Python计数器单词不是字母 [英] Python counter words not letters
问题描述
我正在尝试创建一个程序,该程序可以读取文本文件并查找单个单词的数量。
我已经解决了大部分问题,但是我坚持要设法让计数器挑选出单词(而不是字母),因为它目前正在这样做。
I'm trying to create a program which reads in a text file and find the number of individual words. I have worked out most of it but I am stuck on trying to get the counter to pick out words not letters as it is currently doing.
import collections
with open ("file.txt" ,"r") as myfile:
data=myfile.read()
[i.split(" ") for i in data]
x=collections.Counter(data)
print (x)
我的目标是将列表按空格隔开,这将导致每个单词列表中的一个对象。但是,这没有用。
My aim was to slip the list by whitespace which would result in each word being a object in the list.
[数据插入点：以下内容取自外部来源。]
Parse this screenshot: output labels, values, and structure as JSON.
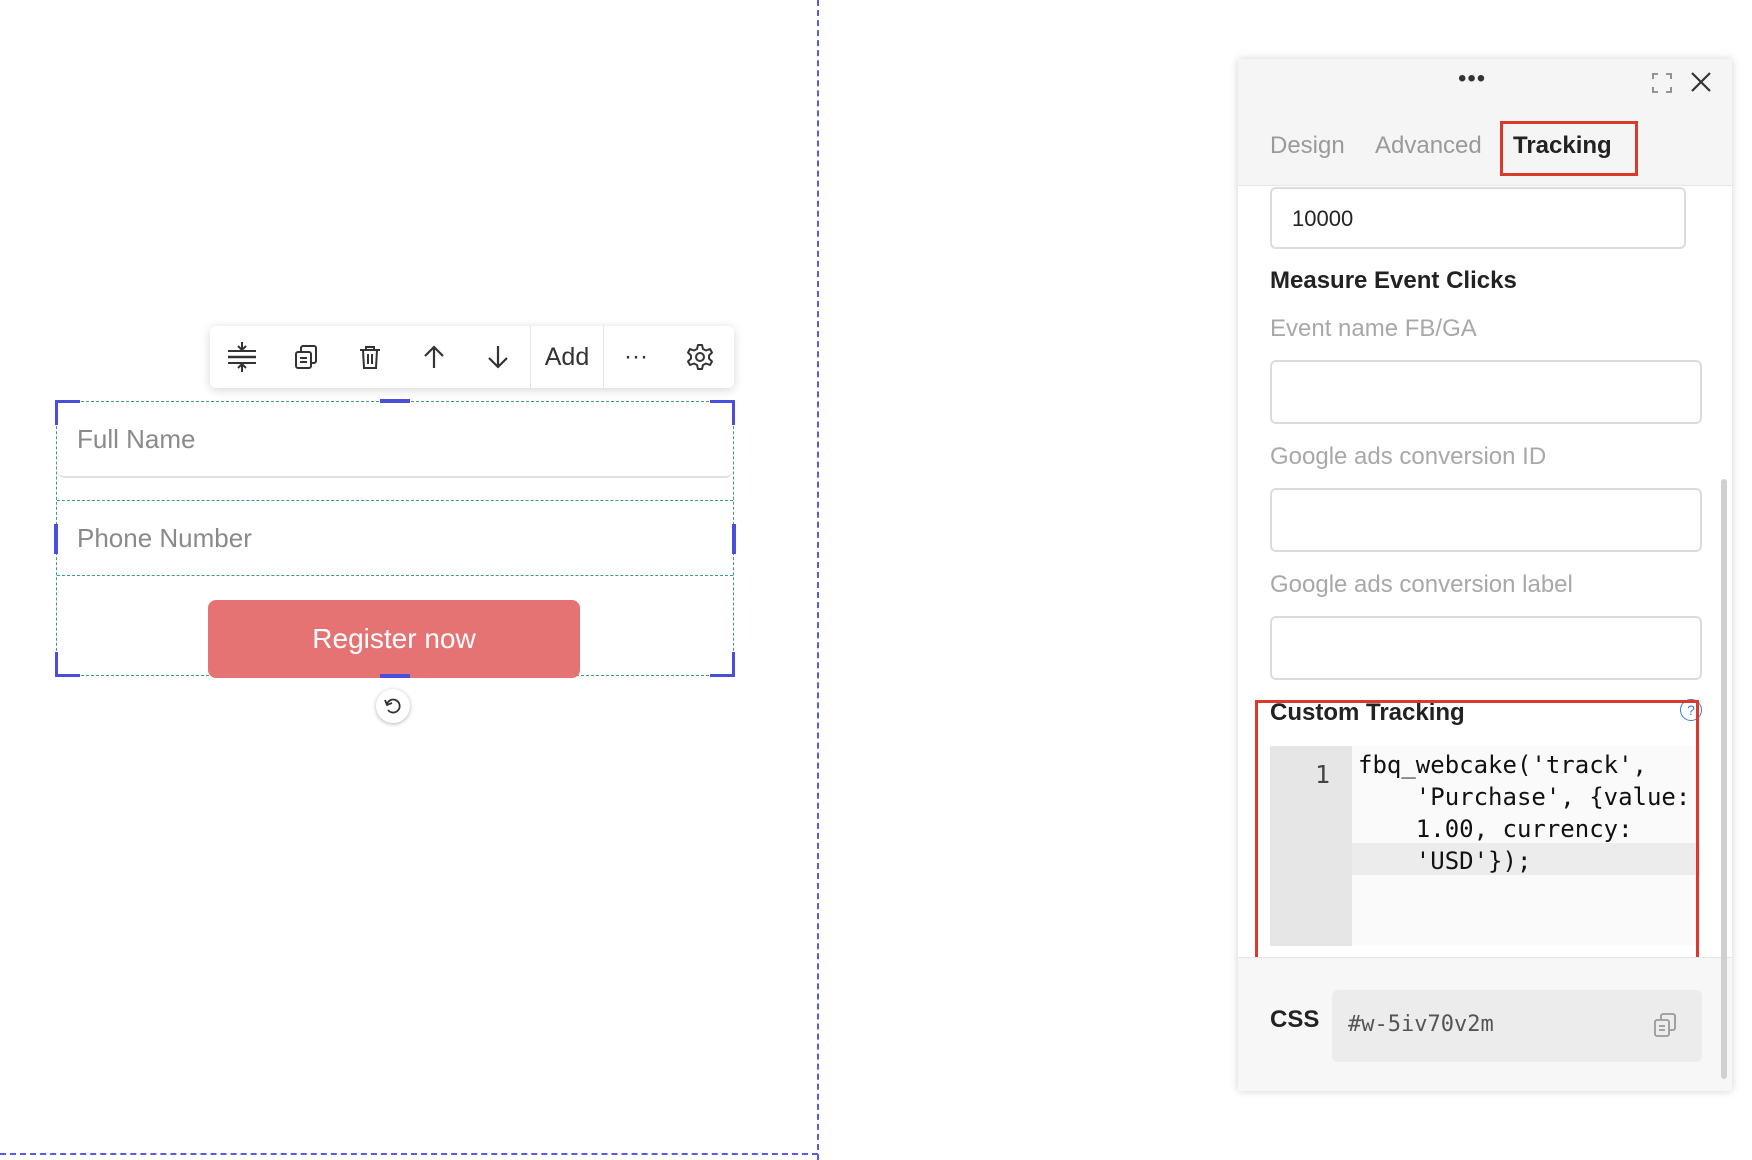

This however did not work.
结果:
Counter({' ': 1062, 'e': 678, 't': 544, 'o': 448, 'n': 435, 'a': 405, 'i': 401, 'r': 398, 's': 329, 'c': 268, 'm': 230, 'h': 216, 'u': 212, 'd': 190, 'l': 161, 'p': 148, 'f': 107, 'g': 75, 'y': 68, '\n': 65, ',': 61, 'b': 55, 'w': 55, 'v': 55, '.': 53, 'N': 32, 'A': 20, 'T': 19, '"': 18, ')': 17, '(': 17, 'C': 17, 'k': 16, "'": 16, 'I': 16, 'x': 15, '-': 14, 'E': 13, 'q': 12, 'V': 10, 'U': 9, ';': 7, '1': 6, 'j': 5, '4': 5, 'P': 5, 'D': 5, '9': 5, 'L': 4, 'z': 4, 'W': 4, 'O': 3, 'F': 3, '5': 3, 'J': 2, '3': 2, 'S': 2, 'R': 2, '0': 1, ':': 1, 'H': 1, '2': 1, '/': 1, 'B': 1, 'M': 1, '7': 1})
推荐答案
您的列表理解从未分配,因此不会执行任何操作。
Your list comprehension is never assigned and thus doesn't do anything.
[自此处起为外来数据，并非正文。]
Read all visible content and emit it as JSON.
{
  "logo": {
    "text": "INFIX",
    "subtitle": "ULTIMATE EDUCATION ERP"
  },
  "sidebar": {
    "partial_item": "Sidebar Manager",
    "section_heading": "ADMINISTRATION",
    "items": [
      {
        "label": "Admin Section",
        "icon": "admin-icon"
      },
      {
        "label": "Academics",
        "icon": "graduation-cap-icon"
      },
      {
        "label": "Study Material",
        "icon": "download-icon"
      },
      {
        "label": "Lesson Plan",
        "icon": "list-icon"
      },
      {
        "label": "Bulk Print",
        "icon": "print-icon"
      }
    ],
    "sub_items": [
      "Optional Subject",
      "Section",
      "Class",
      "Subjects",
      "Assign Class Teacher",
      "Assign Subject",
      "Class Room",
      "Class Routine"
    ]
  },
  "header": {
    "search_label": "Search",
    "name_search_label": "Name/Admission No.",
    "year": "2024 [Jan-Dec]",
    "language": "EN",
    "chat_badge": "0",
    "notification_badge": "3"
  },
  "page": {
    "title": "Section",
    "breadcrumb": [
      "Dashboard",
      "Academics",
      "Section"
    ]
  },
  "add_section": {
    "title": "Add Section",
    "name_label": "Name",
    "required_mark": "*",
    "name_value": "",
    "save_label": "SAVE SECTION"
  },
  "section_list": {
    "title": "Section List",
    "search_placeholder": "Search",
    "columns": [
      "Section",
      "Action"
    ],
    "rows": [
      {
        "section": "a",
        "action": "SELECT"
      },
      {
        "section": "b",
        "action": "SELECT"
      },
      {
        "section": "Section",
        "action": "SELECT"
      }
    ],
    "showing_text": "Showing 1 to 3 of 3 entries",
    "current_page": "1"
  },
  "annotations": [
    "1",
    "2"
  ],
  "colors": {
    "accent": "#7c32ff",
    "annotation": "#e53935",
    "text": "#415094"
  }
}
将拆分后的文本传递到 collections.Counter()
:
Pass the split text to collections.Counter()
:
x = collections.Counter(data.split())
我使用了 str.split()
不带参数,以确保您在任意宽度的空格上进行分割,并且在分割时也包括换行符;例如,您的 Counter()
有65个不需要的换行符。
and I used str.split()
without arguments to make sure you split on arbitrary width whitespace and include newlines when splitting as well; your Counter()
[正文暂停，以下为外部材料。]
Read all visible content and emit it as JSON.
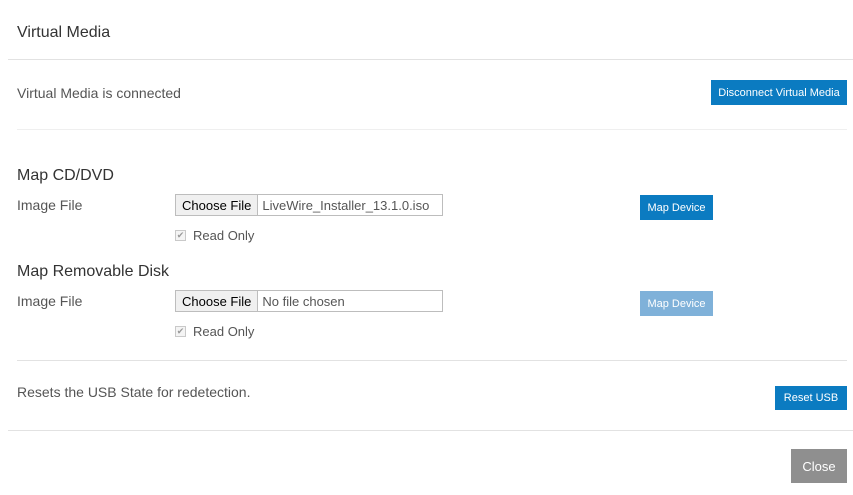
{
  "dialog": {
    "title": "Virtual Media",
    "status_text": "Virtual Media is connected",
    "disconnect_label": "Disconnect Virtual Media"
  },
  "map_cd": {
    "heading": "Map CD/DVD",
    "image_file_label": "Image File",
    "choose_file_label": "Choose File",
    "file_name": "LiveWire_Installer_13.1.0.iso",
    "read_only_label": "Read Only",
    "read_only_checked": true,
    "map_label": "Map Device"
  },
  "map_disk": {
    "heading": "Map Removable Disk",
    "image_file_label": "Image File",
    "choose_file_label": "Choose File",
    "file_name": "No file chosen",
    "read_only_label": "Read Only",
    "read_only_checked": true,
    "map_label": "Map Device"
  },
  "usb": {
    "description": "Resets the USB State for redetection.",
    "reset_label": "Reset USB"
  },
  "footer": {
    "close_label": "Close"
  },
  "colors": {
    "primary_button": "#0b7bc1",
    "disabled_button": "#7fb1d9",
    "close_button": "#8f8f8f"
  },
  "icons": {
    "checkbox_checked": "checkmark-icon"
  }
}
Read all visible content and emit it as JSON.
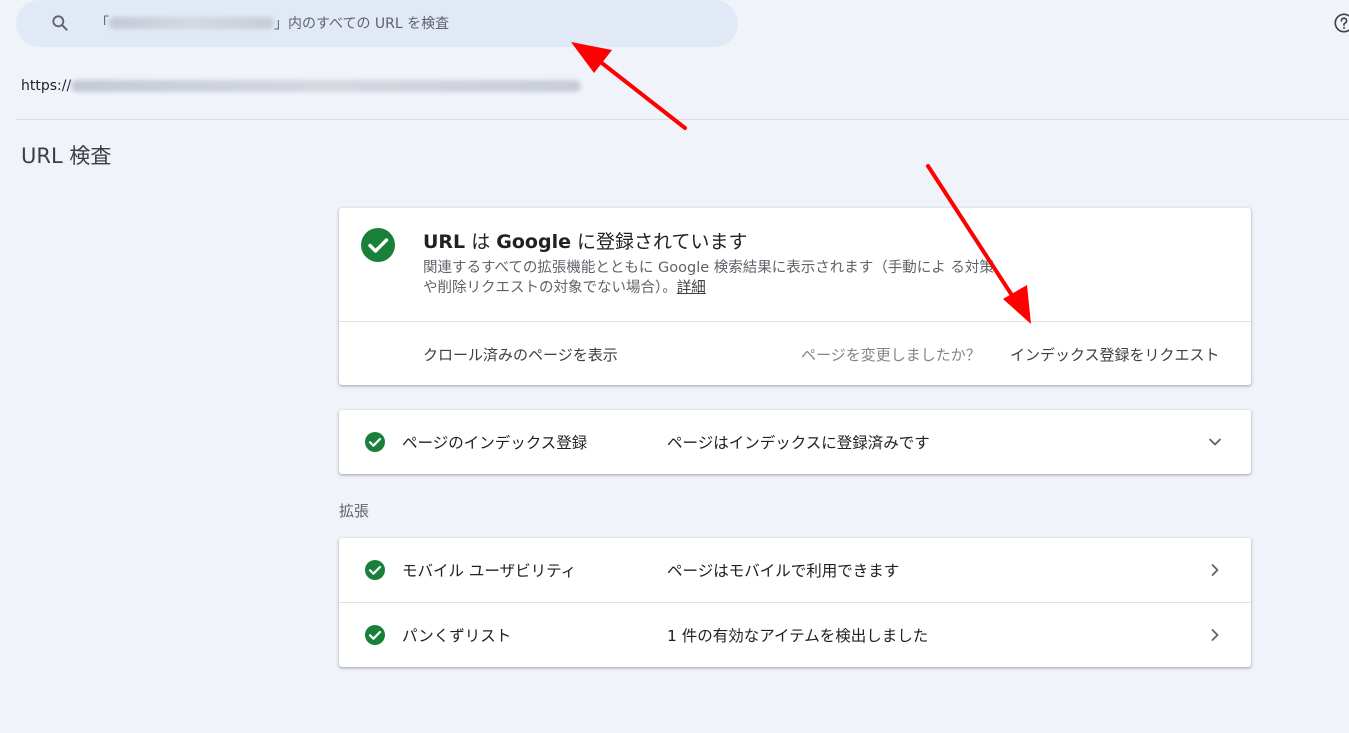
{
  "search": {
    "open_quote": "「",
    "suffix": "」内のすべての URL を検査"
  },
  "inspected_url_prefix": "https://",
  "page_title": "URL 検査",
  "status_card": {
    "title_part1": "URL",
    "title_part2": " は ",
    "title_part3": "Google",
    "title_part4": " に登録されています",
    "description": "関連するすべての拡張機能とともに Google 検索結果に表示されます（手動によ る対策や削除リクエストの対象でない場合）。",
    "details_link": "詳細",
    "view_crawled_label": "クロール済みのページを表示",
    "changed_question": "ページを変更しましたか？",
    "request_index_label": "インデックス登録をリクエスト"
  },
  "indexing": {
    "label": "ページのインデックス登録",
    "status": "ページはインデックスに登録済みです"
  },
  "enhancements": {
    "section_label": "拡張",
    "items": [
      {
        "label": "モバイル ユーザビリティ",
        "status": "ページはモバイルで利用できます"
      },
      {
        "label": "パンくずリスト",
        "status": "1 件の有効なアイテムを検出しました"
      }
    ]
  },
  "colors": {
    "success_green": "#188038",
    "annotation_red": "#ff0000"
  }
}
has 65 newlines that need not be there, for example.
在上下文中还有更多内容紧凑:
In context and a little more compact:
from collections import Counter
with open ("file.txt") as myfile:
x = Counter(myfile.read().split())
print(x)
这篇关于Python计数器单词不是字母的文章就介绍到这了,希望我们推荐的答案对大家有所帮助,也希望大家多多支持IT屋!